Evangeline turned, chest rising and falling, her eyes were wide, pupils dark, but there was steel behind them.
He stepped closer, slower than before, letting his presence fill the room like a storm rolling in. "You’re not afraid of me," he said.
She shook her head. "No. I’m afraid of what you make me want."
Dawson closed the distance and took her face in his hands—not gentle, not rough. Just real. "Then we’re even." His voice was gruff, but there was a flicker of something raw beneath it—like evening the scales was his way of hiding how deep this went. He wasn’t ready to say what she meant to him. Maybe he didn’t even know yet. But this? This was him protecting whatever it was, in the only way he knew how.

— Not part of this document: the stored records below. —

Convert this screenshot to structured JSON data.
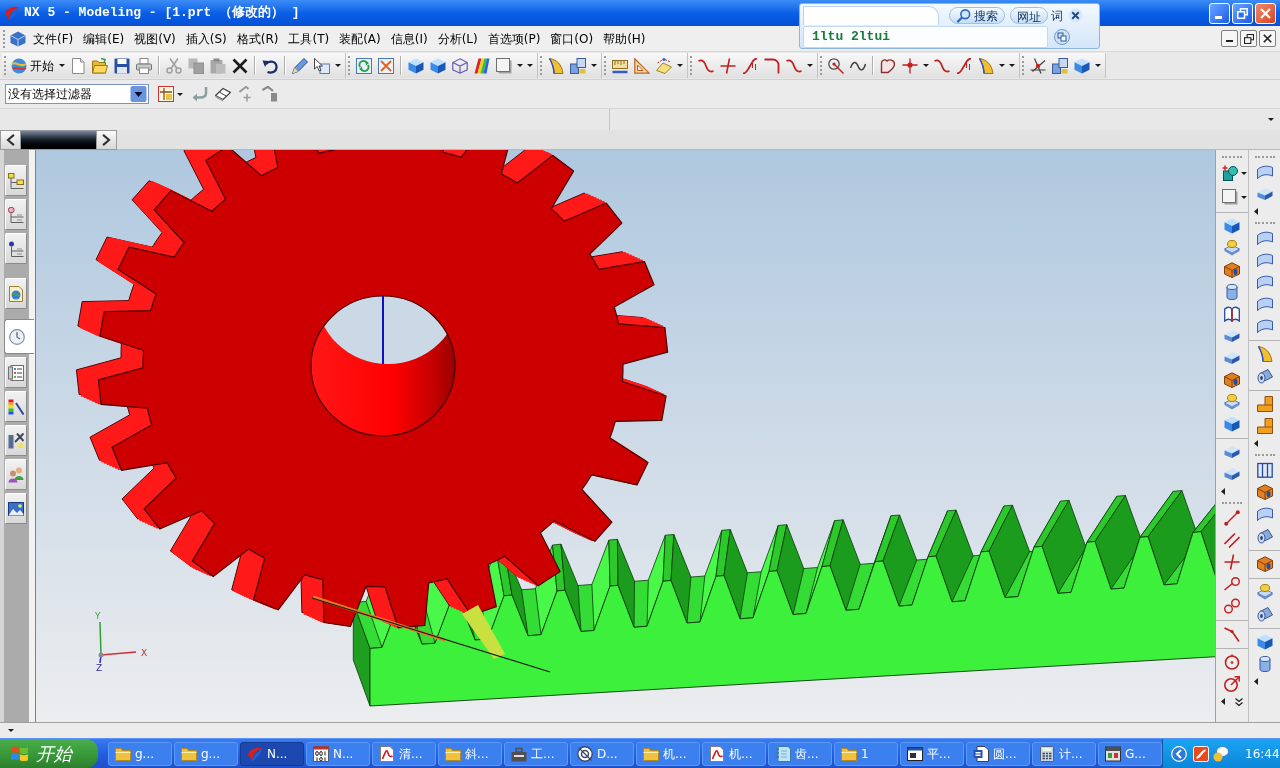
{
  "window": {
    "title": "NX 5 - Modeling - [1.prt （修改的） ]"
  },
  "search_popup": {
    "search_button": "搜索",
    "url_button": "网址",
    "word_button": "词",
    "input": {
      "value": "1ltu 2ltui"
    }
  },
  "menu_bar": {
    "items": [
      "文件(F)",
      "编辑(E)",
      "视图(V)",
      "插入(S)",
      "格式(R)",
      "工具(T)",
      "装配(A)",
      "信息(I)",
      "分析(L)",
      "首选项(P)",
      "窗口(O)",
      "帮助(H)"
    ]
  },
  "standard_toolbar": {
    "start_button": "开始"
  },
  "selection_bar": {
    "filter": "没有选择过滤器"
  },
  "resource_bar": {
    "tabs": [
      {
        "selected": false
      },
      {
        "selected": false
      },
      {
        "selected": false
      },
      {
        "selected": false
      },
      {
        "selected": true
      },
      {
        "selected": false
      },
      {
        "selected": false
      },
      {
        "selected": false
      },
      {
        "selected": false
      },
      {
        "selected": false
      }
    ]
  },
  "viewport": {
    "triad": {
      "x_label": "X",
      "y_label": "Y",
      "z_label": "Z"
    }
  },
  "taskbar": {
    "start_button": "开始",
    "tasks": [
      {
        "label": "g...",
        "selected": false
      },
      {
        "label": "g...",
        "selected": false
      },
      {
        "label": "N...",
        "selected": true
      },
      {
        "label": "N...",
        "selected": false
      },
      {
        "label": "清...",
        "selected": false
      },
      {
        "label": "斜...",
        "selected": false
      },
      {
        "label": "工...",
        "selected": false
      },
      {
        "label": "D...",
        "selected": false
      },
      {
        "label": "机...",
        "selected": false
      },
      {
        "label": "机...",
        "selected": false
      },
      {
        "label": "齿...",
        "selected": false
      },
      {
        "label": "1",
        "selected": false
      },
      {
        "label": "平...",
        "selected": false
      },
      {
        "label": "圆...",
        "selected": false
      },
      {
        "label": "计...",
        "selected": false
      },
      {
        "label": "G...",
        "selected": false
      }
    ],
    "clock": "16:44"
  }
}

He kissed her with a bruising intensity, more heat than finesse, like a claim staked in flesh and breath. It wasn’t a question. It was a declaration—of need, of control, of something unspoken tightening between them like wire drawn taut. She gasped, her nails digging into his arms, and he growled against her mouth. She stood before him, breathing like she’d run a mile.
“On your knees,” he said.
She knelt, hair spilling around her shoulders, hands resting on her thighs. Her lips parted slightly, waiting.
He unbuckled his belt. "Hands behind your back."